News from home. Mr. McD., of the Theological Seminary, an
Irish student, who was allowed to remain there in peace, being a subject of
Great Britain, has just arrived at this house as a candidate for ordination. He
says that our house has been taken for a hospital, except two or three rooms
which are used as headquarters by an officer. Bishop Johns' house is used as
headquarters; and the whole neighbourhood is one great barracks. The families
who remained, Mrs. B., the Misses H, and others, have seen sent to Alexandria,
and their houses taken. Mr. J's and Mr. C's sweet residences have been taken
down to the ground to give place to fortifications, which have been thrown up
in every direction. Vaucluse, too, the seat of such elegant hospitality, the
refined and dearly-loved home of the F. family, has been levelled to the earth,
fortifications thrown up across the lawn, the fine old trees felled, and the
whole grounds, once so embowered and shut out from public gaze, now laid bare
and open—Vaucluse no more! There seems no probability of our getting home, and
if we cannot go, what then? What will become of our furniture, and all our comforts,
books, pictures, etc.! But these things are too sad to dwell on.

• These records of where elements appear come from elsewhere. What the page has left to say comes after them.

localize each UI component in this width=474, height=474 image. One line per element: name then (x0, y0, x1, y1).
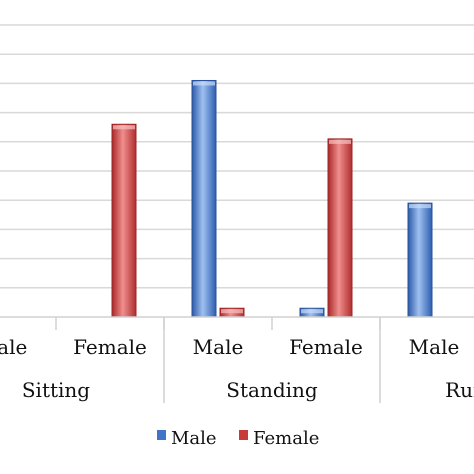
bar-female-sitting-1 (111, 123, 137, 318)
tick-label-gender: Male (0, 335, 27, 359)
legend: Male Female (157, 428, 319, 449)
bar-highlight (193, 81, 215, 86)
legend-swatch-female (239, 430, 248, 440)
bar-highlight (329, 139, 351, 144)
legend-swatch-male (157, 430, 166, 440)
bar-male-running-0 (407, 202, 433, 318)
legend-label-female: Female (253, 428, 319, 449)
tick-label-activity: Standing (226, 378, 318, 402)
bar-highlight (113, 125, 135, 130)
x-axis: MaleFemaleSittingMaleFemaleStandingMaleF… (0, 316, 474, 403)
tick-label-gender: Female (289, 335, 363, 359)
bars (111, 79, 433, 318)
tick-label-gender: Female (73, 335, 147, 359)
gridlines (0, 24, 474, 289)
tick-label-gender: Male (409, 335, 460, 359)
tick-label-activity: Sitting (22, 378, 90, 402)
bar-highlight (409, 204, 431, 209)
bar-highlight (301, 309, 323, 314)
tick-label-gender: Male (193, 335, 244, 359)
bar-female-standing-1 (327, 138, 353, 318)
bar-male-standing-0 (191, 79, 217, 318)
legend-label-male: Male (171, 428, 217, 449)
bar-highlight (221, 309, 243, 314)
tick-label-activity: Running (445, 378, 474, 402)
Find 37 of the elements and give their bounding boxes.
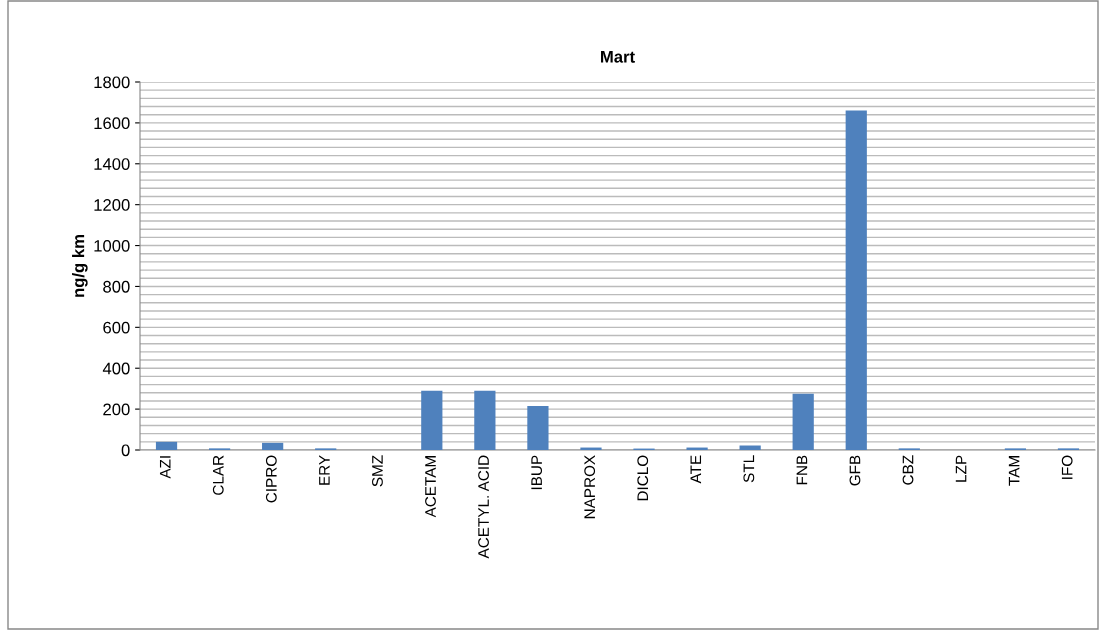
bar <box>262 442 284 450</box>
x-tick-label: NAPROX <box>584 455 596 519</box>
bar <box>845 110 867 450</box>
x-tick-label: AZI <box>159 456 171 479</box>
x-tick-label: CIPRO <box>265 455 277 503</box>
y-tick-label: 1800 <box>94 76 130 89</box>
bar <box>792 393 814 450</box>
x-tick-label: DICLO <box>637 455 649 501</box>
y-tick-label: 800 <box>103 280 130 293</box>
x-tick-label: LZP <box>955 455 967 482</box>
y-tick-label: 200 <box>103 403 130 416</box>
chart-title: Mart <box>601 51 635 63</box>
y-tick-label: 1000 <box>94 239 130 252</box>
x-tick-label: SMZ <box>372 455 383 487</box>
y-tick-label: 1400 <box>94 158 130 170</box>
y-tick-label: 0 <box>121 444 130 457</box>
y-tick-label: 400 <box>102 362 130 375</box>
y-tick-label: 1200 <box>94 199 130 211</box>
x-tick-label: IFO <box>1061 455 1073 479</box>
x-tick-label: ATE <box>690 455 702 484</box>
x-tick-label: FNB <box>796 455 808 485</box>
x-tick-label: ACETAM <box>425 456 436 518</box>
x-tick-label: ACETYL. ACID <box>478 455 489 559</box>
x-tick-label: TAM <box>1008 456 1020 486</box>
bar <box>527 406 549 450</box>
y-axis-title: ng/g km <box>72 235 88 297</box>
x-tick-label: IBUP <box>531 455 543 490</box>
bar <box>155 441 178 450</box>
bar <box>421 390 443 450</box>
x-tick-label: GFB <box>849 455 861 486</box>
x-tick-label: ERY <box>319 455 330 485</box>
y-tick-label: 1600 <box>94 117 130 130</box>
x-tick-label: CLAR <box>212 455 224 495</box>
x-tick-label: CBZ <box>902 455 914 485</box>
y-tick-label: 600 <box>103 321 130 334</box>
x-tick-label: STL <box>743 455 755 483</box>
bar <box>474 390 496 450</box>
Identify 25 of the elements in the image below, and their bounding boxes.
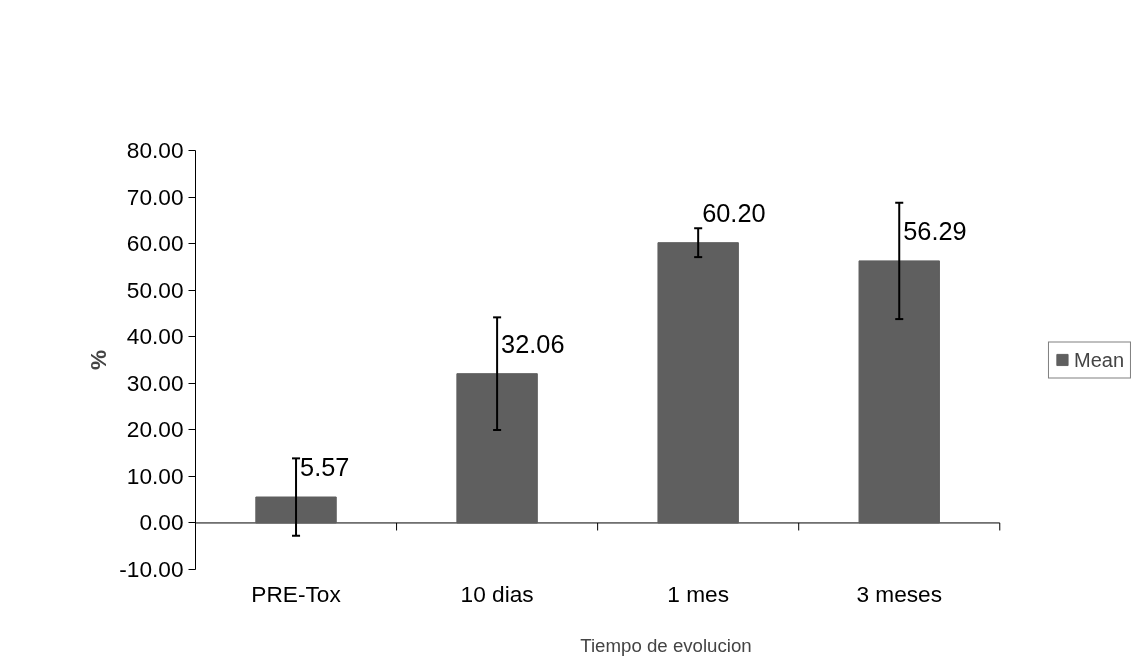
data-label: 60.20 — [702, 198, 766, 227]
x-tick-label: PRE-Tox — [251, 580, 342, 607]
x-axis-title: Tiempo de evolucion — [580, 634, 752, 656]
y-tick-label: 10.00 — [126, 462, 184, 489]
x-tick-label: 10 dias — [460, 580, 534, 607]
bar — [858, 260, 940, 524]
y-tick-label: 40.00 — [126, 323, 184, 350]
y-tick-label: 20.00 — [126, 416, 184, 443]
data-label: 5.57 — [300, 453, 350, 482]
data-label: 32.06 — [501, 329, 565, 358]
y-axis-title: % — [85, 349, 112, 371]
bar — [657, 242, 739, 524]
y-tick-label: 70.00 — [126, 183, 184, 210]
y-tick-label: 80.00 — [126, 137, 184, 163]
x-tick-label: 3 meses — [856, 580, 943, 607]
bar — [255, 496, 337, 524]
data-label: 56.29 — [903, 216, 967, 245]
bar — [456, 373, 538, 524]
y-tick-label: 60.00 — [126, 230, 184, 257]
y-tick-label: 30.00 — [126, 369, 184, 396]
legend-label: Mean — [1073, 348, 1124, 371]
y-tick-label: -10.00 — [119, 556, 184, 582]
y-tick-label: 0.00 — [139, 509, 184, 536]
x-tick-label: 1 mes — [667, 580, 730, 607]
y-tick-label: 50.00 — [126, 276, 184, 303]
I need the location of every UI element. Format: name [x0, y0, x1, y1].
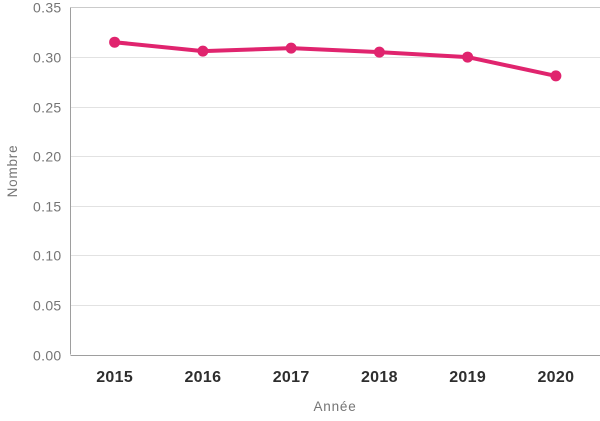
x-tick-label: 2017 [273, 369, 310, 386]
data-series [109, 36, 562, 82]
y-tick-label: 0.20 [33, 149, 61, 165]
x-tick-label: 2018 [361, 369, 398, 386]
data-point [550, 70, 562, 82]
y-tick-label: 0.00 [33, 348, 61, 364]
gridlines [70, 7, 600, 306]
x-tick-label: 2019 [449, 369, 486, 386]
x-tick-labels: 2015 2016 2017 2018 2019 2020 [96, 369, 574, 386]
y-tick-label: 0.10 [33, 248, 61, 264]
y-tick-label: 0.25 [33, 100, 61, 116]
y-tick-labels: 0.00 0.05 0.10 0.15 0.20 0.25 0.30 0.35 [33, 0, 61, 364]
x-tick-label: 2015 [96, 369, 133, 386]
axes [70, 7, 600, 356]
data-point [462, 51, 474, 63]
x-axis-title: Année [313, 399, 356, 414]
data-point [197, 45, 209, 57]
y-axis-title: Nombre [5, 145, 20, 198]
x-tick-label: 2020 [537, 369, 574, 386]
data-point [109, 36, 121, 48]
y-tick-label: 0.30 [33, 50, 61, 66]
y-tick-label: 0.05 [33, 298, 61, 314]
data-point [285, 42, 297, 54]
y-tick-label: 0.35 [33, 0, 61, 16]
data-point [373, 46, 385, 58]
x-tick-label: 2016 [184, 369, 221, 386]
y-tick-label: 0.15 [33, 199, 61, 215]
series-line [112, 40, 558, 78]
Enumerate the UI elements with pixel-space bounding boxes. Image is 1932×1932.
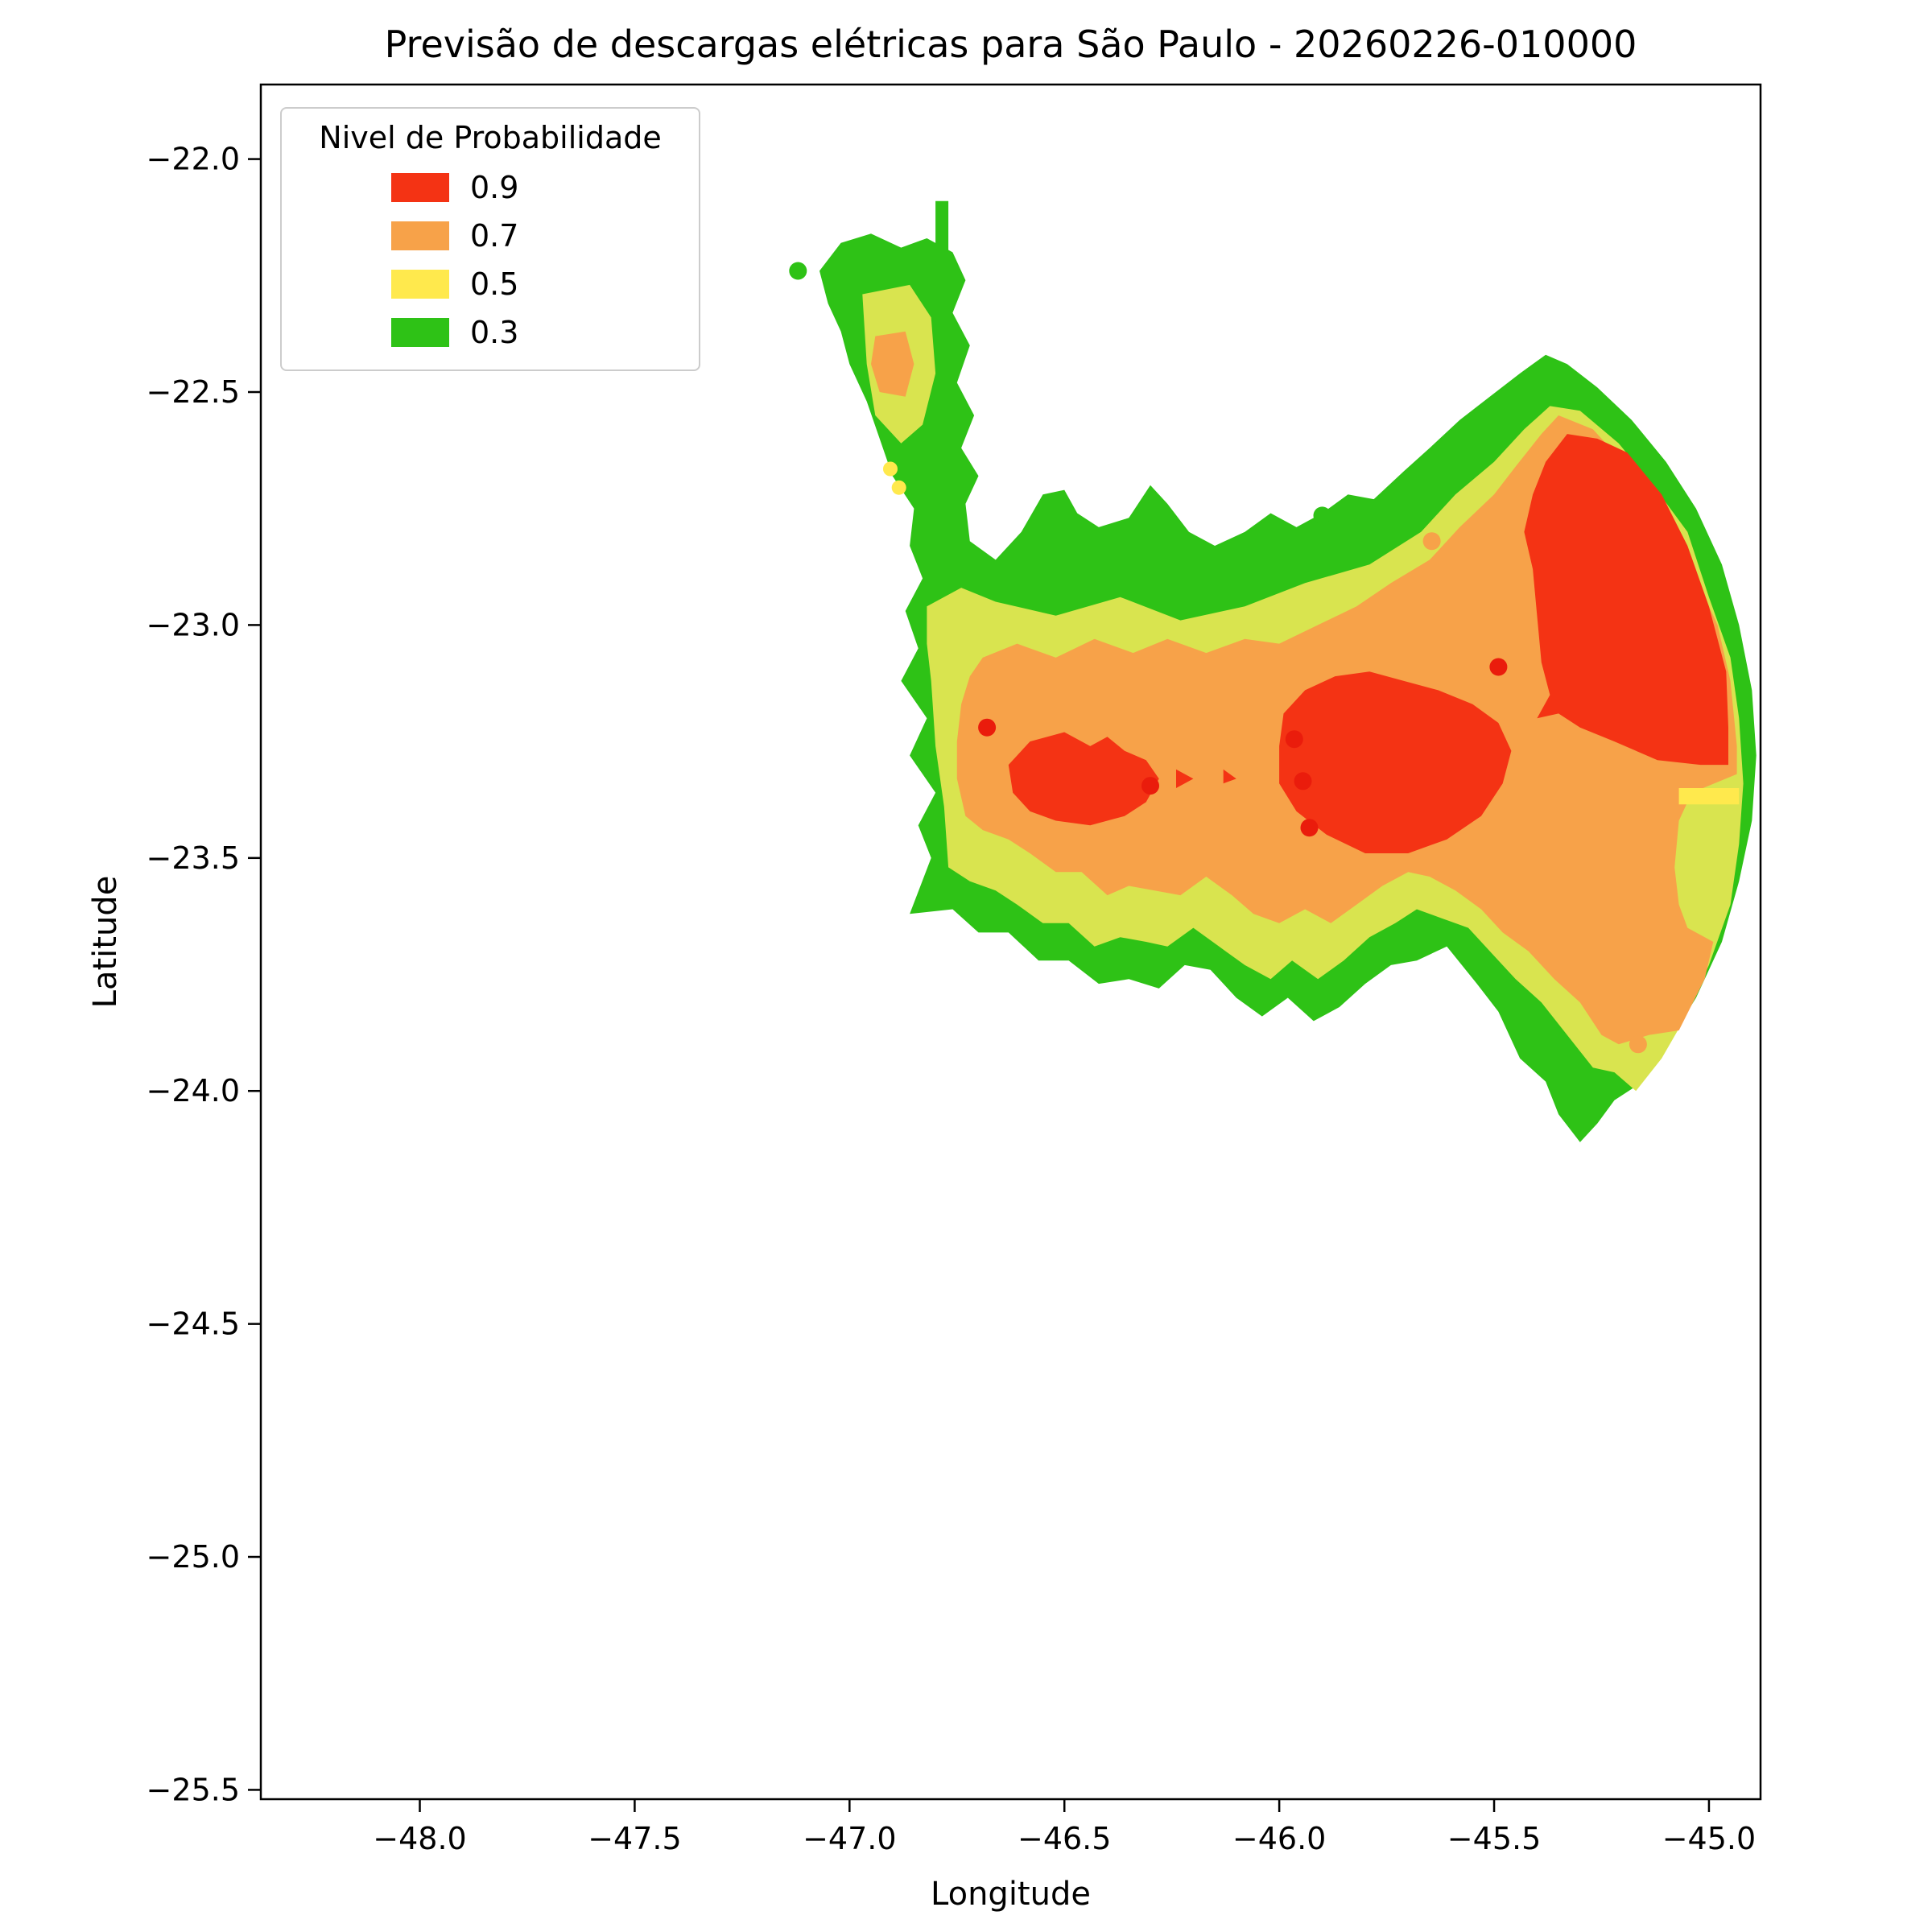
legend-label: 0.9 [470,170,519,205]
scatter-point [1141,777,1159,795]
legend-label: 0.3 [470,315,519,350]
x-tick-label: −48.0 [373,1821,466,1856]
contour-region-0.9 [1176,769,1194,788]
y-axis-ticks: −22.0 −22.5 −23.0 −23.5 −24.0 −24.5 −25.0 −25.5 [147,142,261,1807]
legend-swatch-0.9 [391,173,449,202]
contour-region-0.9 [1223,769,1236,784]
y-tick-label: −25.0 [147,1539,240,1575]
legend: Nivel de Probabilidade 0.9 0.7 0.5 0.3 [280,107,700,371]
scatter-point [883,461,898,477]
scatter-point [1629,1035,1647,1054]
x-tick-label: −45.5 [1447,1821,1541,1856]
x-tick-label: −47.0 [803,1821,896,1856]
contour-regions [819,200,1757,1142]
y-tick-label: −23.0 [147,607,240,642]
legend-item: 0.3 [391,308,679,357]
scatter-point [1294,772,1312,791]
contour-region-0.5 [1678,788,1740,805]
legend-title: Nivel de Probabilidade [319,120,662,155]
y-tick-label: −22.0 [147,142,240,177]
scatter-point [891,480,906,495]
legend-item: 0.7 [391,212,679,260]
scatter-point [1422,532,1441,551]
legend-swatch-0.5 [391,270,449,299]
contour-region-0.7 [871,331,914,397]
contour-region-0.9 [1524,434,1728,766]
contour-region-0.3 [935,200,949,262]
scatter-points [789,262,1647,1054]
y-tick-label: −25.5 [147,1772,240,1807]
scatter-point [1285,730,1303,749]
y-tick-label: −24.0 [147,1073,240,1108]
scatter-point [789,262,807,280]
contour-region-0.9 [1008,732,1159,826]
legend-swatch-0.3 [391,318,449,347]
scatter-point [1300,819,1319,837]
legend-item: 0.9 [391,163,679,212]
x-tick-label: −47.5 [588,1821,681,1856]
scatter-point [1489,658,1508,676]
x-tick-label: −46.0 [1232,1821,1326,1856]
legend-swatch-0.7 [391,221,449,250]
y-tick-label: −24.5 [147,1307,240,1342]
contour-region-0.9 [1279,671,1512,853]
scatter-point [1313,506,1331,525]
y-tick-label: −22.5 [147,374,240,410]
x-tick-label: −45.0 [1662,1821,1756,1856]
legend-item: 0.5 [391,260,679,308]
x-axis-title: Longitude [931,1876,1091,1913]
chart-title: Previsão de descargas elétricas para São… [384,23,1637,66]
x-tick-label: −46.5 [1018,1821,1111,1856]
x-axis-ticks: −48.0 −47.5 −47.0 −46.5 −46.0 −45.5 −45.0 [373,1799,1756,1856]
axes-spine [259,83,1762,1801]
legend-label: 0.7 [470,218,519,254]
legend-label: 0.5 [470,266,519,302]
scatter-point [978,718,997,737]
y-tick-label: −23.5 [147,840,240,876]
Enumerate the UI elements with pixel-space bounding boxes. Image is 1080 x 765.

Mr. McD. gives an amusing account of the return of the
Northern troops on the night of the 21st, and during the whole of the 22d. Such
a wild, alarmed, dispirited set he had never an idea of. He had seen them pass
by thousands and thousands, first on one road and then on the other, well
armed, well mounted, in every respect splendidly equipped, only a few days
before. As a Southern sympathizer, he had trembled for us, and prayed for us,
that we might not be entirely destroyed. He and one or two others of similar
sentiments had prayed and talked together of our danger. Then what was their
surprise to see the hasty, disordered return!